Torno a casa e la mia maglietta da corsa è ancora lì, pronta ad essere riposta nell’armadio, dopo l’ultimo allenamento.
Su un mobile c’è la coppa che ho vinto l’anno scorso al Lido delle Nazioni, tagliando il traguardo con Leo in braccio. Quella che mio nipote di neppure due anni stringeva tra le manine mentre mi guardava come se fossi il suo idolo ed io con la sensazione di felicità che neanche una medaglia olimpica mi darebbe.

Leo io e lei… la coppa
Le mie scarpe da bici riposte accuratamente.
Gli occhialini che mi hanno regalato Andrea e Anna (che nuota parecchio meglio di me e quante volte mi ha rasserenata nel mio panico da frazione natatoria) e la cuffia della mia squadra, pronti per la prossima nuotata.

Anna, io e il nuoto
Soprattutto le mie foto. Quelle in cui corro, in cui mi alleno, in cui sono seduta sulla mia bici, in cui taglio un traguardo. Quelle in cui la felicità si respira, anche attraverso le immagini. Quelle che mi raccontano come il triathlon è stato la mia forza, la mia condivisione con l’amore della mia vita, la nostra passione verso il futuro, talvolta la nostra ancora di salvezza.
Penso a quante volte dopo una gara, con Simone, ci siamo raccontati le nostre emozioni accavallando le voci, ridendo un po’ stanchi e un po’ pieni di adrenalina e facendo cose stupide così, solo per farle.
Allora chiedo a mio marito di aiutarmi, mi cambio e salgo sulla bici da spinning, con il braccio destro dentro il tutore, e comincio a pedalare e pedalo, pedalo, pedalo fino quando non sono sfinita. Quando scendo, dopo 1 ora e mezzo, mi fa male tutto, per la posizione strana, la fatica, il tutore al braccio. Ma almeno la mia mente si è schiarita.
Perché col cavolo che mollo, maledetta spalla! Col cavolo che smetto di ridere ogni volta che prendo l’ultimo respiro e conquisto una cima! Col cavolo che rinuncio a far spaziare la mia mente mentre le gambe girano! Col cavolo che dimentico cosa significa uscire dall’acqua e pensare che anche questa volta non sono annegata! Col cavolo!
E sai cosa ti dico, benedetta spalla, che quando tornerò in sella sarò ancora più forte, immensamente più forte e sarà solo merito tuo: Benedetta Spalla!

Madonna del Ghisallo. Pasquetta.
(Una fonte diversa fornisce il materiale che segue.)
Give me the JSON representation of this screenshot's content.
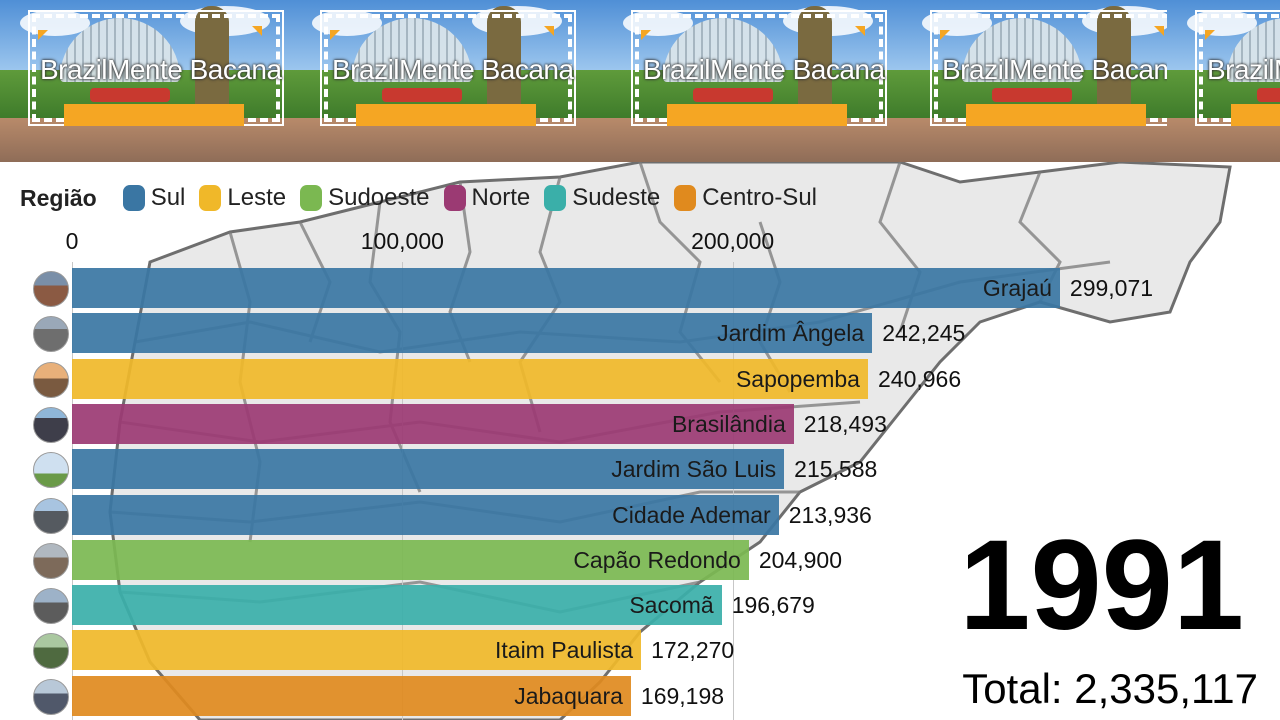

Sotto questa statua ho fatto la prima foto dopo essermi sposata dentro la chiesetta della Madonna dei Ciclisti. Tornerò su quella bici! Presto!
PS Da domani non so quanto potrò scrivere, cercherò di aggiornarvi, qui o su Instragram. magari grazie a mio marito che mi farà da scrivano. Nel frattempo tifate per me come se stessi facendo Kona!